Il avait conçu un appareil à « aile ronde », sorte
de soucoupe dotée d'une vitesse de rotation qui devait lui assurer, comme au
disque des sportifs, une trajectoire stable et allongée.
Il semble que cet inventeur se heurta, alors, à des
difficultés insurmontables, sans qu'on puisse toutefois en préciser la nature
et les causes, puisqu'il abandonna ses travaux.

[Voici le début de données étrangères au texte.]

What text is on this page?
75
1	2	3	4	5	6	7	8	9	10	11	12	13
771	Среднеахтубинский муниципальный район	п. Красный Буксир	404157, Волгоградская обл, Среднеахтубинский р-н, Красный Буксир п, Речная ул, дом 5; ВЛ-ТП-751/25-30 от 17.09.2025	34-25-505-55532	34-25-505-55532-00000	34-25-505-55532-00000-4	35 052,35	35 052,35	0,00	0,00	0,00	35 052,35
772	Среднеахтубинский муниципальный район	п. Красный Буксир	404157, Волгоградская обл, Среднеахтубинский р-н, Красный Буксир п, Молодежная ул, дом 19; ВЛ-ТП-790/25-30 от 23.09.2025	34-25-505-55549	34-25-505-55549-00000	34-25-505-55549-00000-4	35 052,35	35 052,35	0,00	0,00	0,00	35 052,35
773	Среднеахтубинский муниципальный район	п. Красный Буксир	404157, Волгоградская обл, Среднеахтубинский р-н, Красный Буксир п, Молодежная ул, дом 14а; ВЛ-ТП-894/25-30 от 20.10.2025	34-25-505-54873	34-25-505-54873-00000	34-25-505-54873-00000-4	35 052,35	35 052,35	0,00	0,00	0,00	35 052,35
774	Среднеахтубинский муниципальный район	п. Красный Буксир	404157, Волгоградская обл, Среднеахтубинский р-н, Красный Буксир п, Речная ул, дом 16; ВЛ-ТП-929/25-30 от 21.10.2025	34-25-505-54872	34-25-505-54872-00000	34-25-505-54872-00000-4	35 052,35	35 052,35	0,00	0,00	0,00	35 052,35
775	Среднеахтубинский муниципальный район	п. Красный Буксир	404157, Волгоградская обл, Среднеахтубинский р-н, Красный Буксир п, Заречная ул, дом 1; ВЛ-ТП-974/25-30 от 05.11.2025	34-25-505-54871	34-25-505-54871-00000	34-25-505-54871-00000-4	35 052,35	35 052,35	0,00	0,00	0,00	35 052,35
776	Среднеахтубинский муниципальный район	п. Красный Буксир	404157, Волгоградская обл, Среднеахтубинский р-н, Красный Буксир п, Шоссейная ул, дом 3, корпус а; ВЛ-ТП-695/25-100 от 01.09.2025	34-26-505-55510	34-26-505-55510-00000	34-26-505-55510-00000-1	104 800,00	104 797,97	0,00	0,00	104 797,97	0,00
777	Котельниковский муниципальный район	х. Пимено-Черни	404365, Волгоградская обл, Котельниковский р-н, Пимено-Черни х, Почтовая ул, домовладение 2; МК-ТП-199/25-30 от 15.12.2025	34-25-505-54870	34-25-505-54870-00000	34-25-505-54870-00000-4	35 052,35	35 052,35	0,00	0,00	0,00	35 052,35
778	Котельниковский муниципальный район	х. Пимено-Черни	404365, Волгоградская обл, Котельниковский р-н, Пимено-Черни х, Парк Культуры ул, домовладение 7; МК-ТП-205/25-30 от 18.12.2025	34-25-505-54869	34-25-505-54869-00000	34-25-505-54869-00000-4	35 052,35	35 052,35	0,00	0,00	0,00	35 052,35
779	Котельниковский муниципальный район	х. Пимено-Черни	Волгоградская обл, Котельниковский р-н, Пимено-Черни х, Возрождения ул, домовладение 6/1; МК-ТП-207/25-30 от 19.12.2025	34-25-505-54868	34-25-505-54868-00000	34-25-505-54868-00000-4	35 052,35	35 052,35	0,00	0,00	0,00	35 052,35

Des « soucoupes volantes » peuvent-elles voler
aujourd'hui ?
— Il est très intéressant de connaître l'opinion
qu'avait sur ce sujet un des plus brillants techniciens américains : le Dr
Klemin, dont on regrette la mort récente. Il avait consacré une de ses
dernières études aux « soucoupes volantes ». La conclusion en est
formelle. À son avis, ces dernières s'apparentent au « serpent de mer ».
Elles n'existent pas, du moins sous la forme et aux dimensions qu'on leur
prête.
Deux sortes de machines volantes actuelles peuvent cependant
s'apparenter aux engins lenticulaires ou circulaires (soucoupes). Dans la
première catégorie, les sans-queue à aile ronde ou semi-ronde de la marine
américaine, ce qui a permis à certains journalistes américains d'écrire que
l' U. S. Navy avait expérimenté secrètement des soucoupes. Ces
appareils, s'ils bénéficient de très hautes vitesses, font preuve, en revanche,
d'une certaine instabilité, qui les a fait rejeter pour le moment.
Dans la seconde catégorie, que l'on assimile aux « soucoupes
volantes », on peut ranger quelques espèces d'avions convertibles (1), notamment
ceux comportant des pales escamotables dans l'épaisseur d'un disque mis en
rotation par une transmission mécanique ou des tuyères à réaction. Avec ses
pales à incidence variable, il est, théoriquement, possible d'obtenir soit la
montée verticale, soit le vol stationnaire au point fixe.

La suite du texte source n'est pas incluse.